- First Battle of Collierville: Part of the American Civil War
| Date | October 11, 1863 |
| Location | Shelby County, Tennessee35°02′38″N 89°39′52″W﻿ / ﻿35.044°N 89.6645°W |
| Result | Union victory |

Belligerents
- United States (Union): Confederate States

Commanders and leaders
- William T. Sherman De Witt Anthony;: James R. Chalmers

Strength
- 480 infantry: 3,000 cavalry 8 guns

Casualties and losses
- 18 dead and 80 wounded or missing: 3 dead and 48 wounded

= First Battle of Collierville =

1863 battle of the American Civil War

The First Battle of Collierville (October 11, 1863), also known as the Battle at the Collierville Depot, was fought during the American Civil War between the United States (Union) and Confederate States. The fighting occurred during a raid in West Tennessee and North Mississippi by Brigadier-General James R. Chalmers, Confederate States Army, commanding the expedition.

==Prelude==
On October 11, 1863, the cavalry forces of Confederate Brigadier-General James R. Chalmers, advanced from its base in Oxford, Mississippi, to attack the Union garrison at Collierville, Tennessee. His forces consisted of the 7th, 12th, 13th and 14th Tennessee Cavalry, the 1st and 12th Mississippi Partisan Rangers, McGuirk's Mississippi Cavalry, the 18th Mississippi Battalion, and the 2d Missouri Cavalry, along with Buckner's Battery. Buckner's Battery was armed with a 6-pound, a 10-pound and four breech-loading, rapid-fire Williams Guns.
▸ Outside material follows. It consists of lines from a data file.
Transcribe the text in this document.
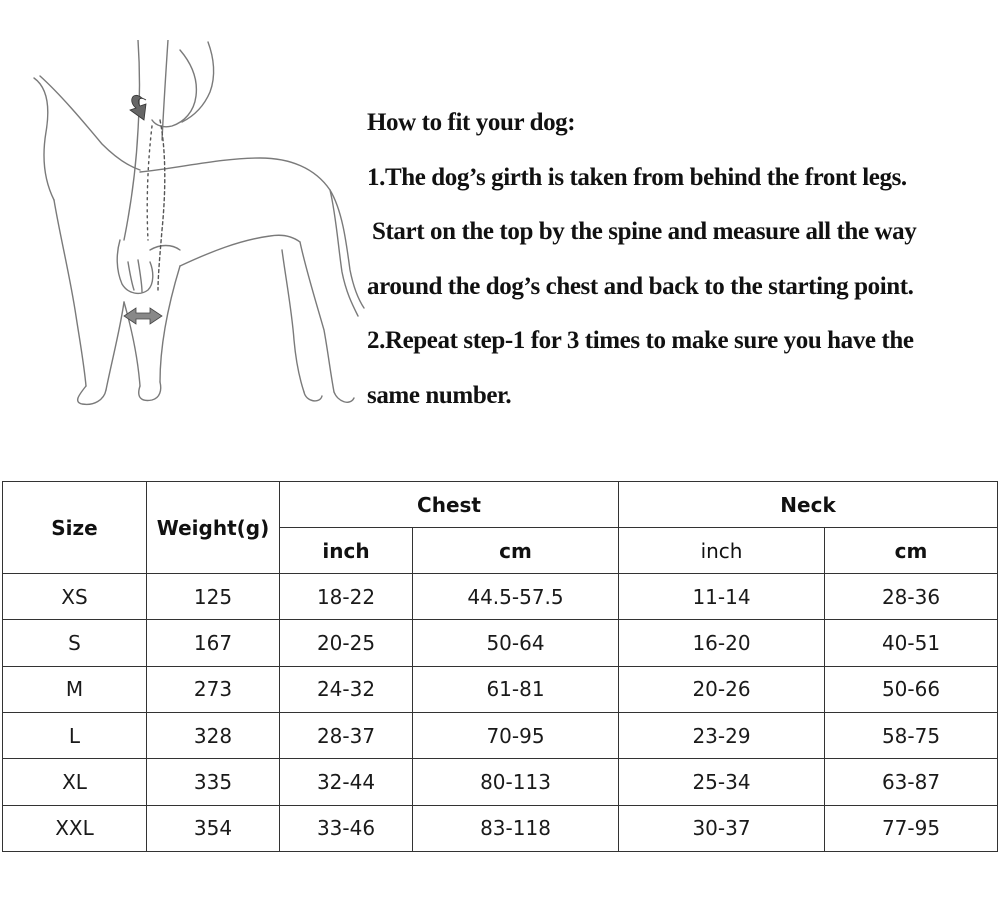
How to fit your dog:
1.The dog’s girth is taken from behind the front legs.
Start on the top by the spine and measure all the way
around the dog’s chest and back to the starting point.
2.Repeat step-1 for 3 times to make sure you have the
same number.
Size	Weight(g)	Chest		Neck	
		inch	cm	inch	cm
XS	125	18-22	44.5-57.5	11-14	28-36
S	167	20-25	50-64	16-20	40-51
M	273	24-32	61-81	20-26	50-66
L	328	28-37	70-95	23-29	58-75
XL	335	32-44	80-113	25-34	63-87
XXL	354	33-46	83-118	30-37	77-95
Federal forces were commanded by Colonel De Witt Anthony of the 66th Indiana Infantry, which had established defenses at the railroad depot and a stockade having 8 ft-high walls and also along a line of rifle-pits.

Chalmers' plan was to approach from the south and cut the telegraph lines, burn the railroad trestles, and surround the fort. The 7th Tennessee and 13th Tennessee and 2d Missouri Cavalry were to attack from the west, while Richardson's brigade consisting of the 12th, 13th, and 14th Tennessee and the 12th Mississippi Cavalry attacked from the east. The artillery supported by the 18th Mississippi Battalion was placed on a ridge in the center within 600 yards of the fort and railroad depot. McGuirk's regiment and the 1st Mississippi Partisan Rangers were sent around the right flank for an attack from the north and gain possession of the town.

==Battle==
About 12 noon, a train containing Major-General William T. Sherman arrived from Memphis with the 13th U.S. Infantry, which brought the total number of men fighting in the battle to about 1,280. The 13th U.S. was ordered to the left of the 66th Indiana into the woods. Moving north, Colonel McGuirk's command came upon a 40 acre Union cavalry camp on the north side of the town. After routing the 7th Illinois Cavalry into the river bottoms and capturing 150 prisoners and 5 stands of colors, McGuirk's men loaded 18 wagons of supplies and destroyed an additional 30 wagons. Because of this delay, Colonel McGuirk was unable to attack the fort from the north as planned. The battle raged around the fort and depot, and eventually the Confederates drove all the Union forces into the fort, the depot or railroad cuts for protection. Neither side was able to gain control of the battle. Fearing reinforcements from Germantown, Tennessee, the Confederates withdrew without taking the fort.

==Aftermath==
Union losses were 18 dead and 80 wounded or missing. Confederate losses were 51 killed or wounded. Sherman narrowly escaped capture as Confederates boarded his train and captured personal items, including his horse, Dolly.